The Kindle is still geared towards Amazon purchases for the best experience, which I suppose is to be expected, but it can certainly be used as a general reader, provided you know how to convert epubs. Most of the frustrations I have tend to be a result of shoddy formatting in the source file - the device itself is fine.

Thanks. This probably explains the confusion on my system, with regards to local and cloud collections and where what shows up.

Yeah, I basically use it just a reader and not for note taking or other documents at all. That’s what my smartphones and tablets are for.

Formatting, oh yes. I spend way too much time to fix etexts from irregular and regular origins, often by stripping it down to text/plain and then turning them into ePubs, complete with my own fonts. Though Bookerly made that one obsolete for me.

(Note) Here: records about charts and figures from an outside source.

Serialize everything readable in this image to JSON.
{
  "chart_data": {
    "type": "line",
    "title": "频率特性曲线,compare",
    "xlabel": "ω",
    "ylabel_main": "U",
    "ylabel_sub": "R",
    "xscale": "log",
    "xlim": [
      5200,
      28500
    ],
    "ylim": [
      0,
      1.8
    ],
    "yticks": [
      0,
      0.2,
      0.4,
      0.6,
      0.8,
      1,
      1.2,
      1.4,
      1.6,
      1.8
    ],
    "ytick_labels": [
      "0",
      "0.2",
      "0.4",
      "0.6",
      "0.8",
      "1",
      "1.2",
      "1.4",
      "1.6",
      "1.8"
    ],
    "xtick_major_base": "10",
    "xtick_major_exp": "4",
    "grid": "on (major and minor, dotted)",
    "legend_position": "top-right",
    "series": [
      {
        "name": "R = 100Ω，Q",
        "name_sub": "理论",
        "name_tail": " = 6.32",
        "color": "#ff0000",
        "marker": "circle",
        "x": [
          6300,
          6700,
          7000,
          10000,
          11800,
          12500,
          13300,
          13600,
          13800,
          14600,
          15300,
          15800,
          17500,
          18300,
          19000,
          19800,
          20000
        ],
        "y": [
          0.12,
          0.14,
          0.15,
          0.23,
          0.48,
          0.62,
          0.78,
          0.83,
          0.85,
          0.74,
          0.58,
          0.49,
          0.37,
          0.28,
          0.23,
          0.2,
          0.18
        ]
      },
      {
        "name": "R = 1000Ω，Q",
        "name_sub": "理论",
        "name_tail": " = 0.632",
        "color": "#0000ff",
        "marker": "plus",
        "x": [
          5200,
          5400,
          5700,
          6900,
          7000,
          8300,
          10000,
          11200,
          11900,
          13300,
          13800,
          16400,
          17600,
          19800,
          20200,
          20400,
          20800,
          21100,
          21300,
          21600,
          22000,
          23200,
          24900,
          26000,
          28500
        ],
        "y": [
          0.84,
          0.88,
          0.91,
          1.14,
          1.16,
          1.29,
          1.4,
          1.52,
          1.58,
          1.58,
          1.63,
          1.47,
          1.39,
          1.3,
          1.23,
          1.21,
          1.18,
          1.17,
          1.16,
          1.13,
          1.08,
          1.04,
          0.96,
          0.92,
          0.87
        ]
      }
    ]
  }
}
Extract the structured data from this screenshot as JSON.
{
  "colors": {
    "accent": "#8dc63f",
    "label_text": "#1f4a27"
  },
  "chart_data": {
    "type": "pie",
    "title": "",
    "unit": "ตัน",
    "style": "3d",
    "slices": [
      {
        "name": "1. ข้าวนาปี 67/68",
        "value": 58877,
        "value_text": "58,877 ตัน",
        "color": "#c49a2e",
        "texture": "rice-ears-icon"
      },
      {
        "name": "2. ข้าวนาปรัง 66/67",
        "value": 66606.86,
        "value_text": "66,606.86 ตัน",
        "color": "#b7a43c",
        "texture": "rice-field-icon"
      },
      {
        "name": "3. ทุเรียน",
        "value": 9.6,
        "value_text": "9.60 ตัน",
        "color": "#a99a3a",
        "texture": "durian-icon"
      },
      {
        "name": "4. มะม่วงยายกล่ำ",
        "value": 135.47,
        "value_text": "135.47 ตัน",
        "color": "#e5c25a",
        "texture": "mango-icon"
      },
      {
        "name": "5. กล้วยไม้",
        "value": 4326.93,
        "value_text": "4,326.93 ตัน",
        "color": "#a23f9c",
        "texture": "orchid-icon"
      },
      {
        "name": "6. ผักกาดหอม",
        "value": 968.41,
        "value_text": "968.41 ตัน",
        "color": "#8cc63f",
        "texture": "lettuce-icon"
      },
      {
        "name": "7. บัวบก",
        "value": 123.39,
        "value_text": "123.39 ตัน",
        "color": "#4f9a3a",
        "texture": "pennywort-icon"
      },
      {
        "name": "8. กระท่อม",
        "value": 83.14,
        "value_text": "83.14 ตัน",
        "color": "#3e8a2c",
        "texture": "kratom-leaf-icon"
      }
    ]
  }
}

Edit: No by hand, though. I once took 1.000 Perry Rhodan pulp PDFs from the usual scanners and wrote a chain of conversion scripts, which still serve me today. Though since then there’ve been decent DRM-free collection from the publishers, so I simply buy those. (Especially since I bought only the first 300 pulps back in my youth.)

I will occasionally go into the book editor in Calibre for a few simple fixes, if there’s no easy alternative and the problem bugs me enough. It’s hard to stop once you’ve started, though - I’ll just tweak this, and that needs a capital C, and I might as well space that out a little better… etc. etc. So I try not to, whenever possible. But I do aspire to one day picking a public domain text I love and building a comprehensive, well-constructed free version.

The chief value of the Calibre editor, for me, is being able to remove unnecessarily large images, often shrinking the file down to a small percentage of the original size.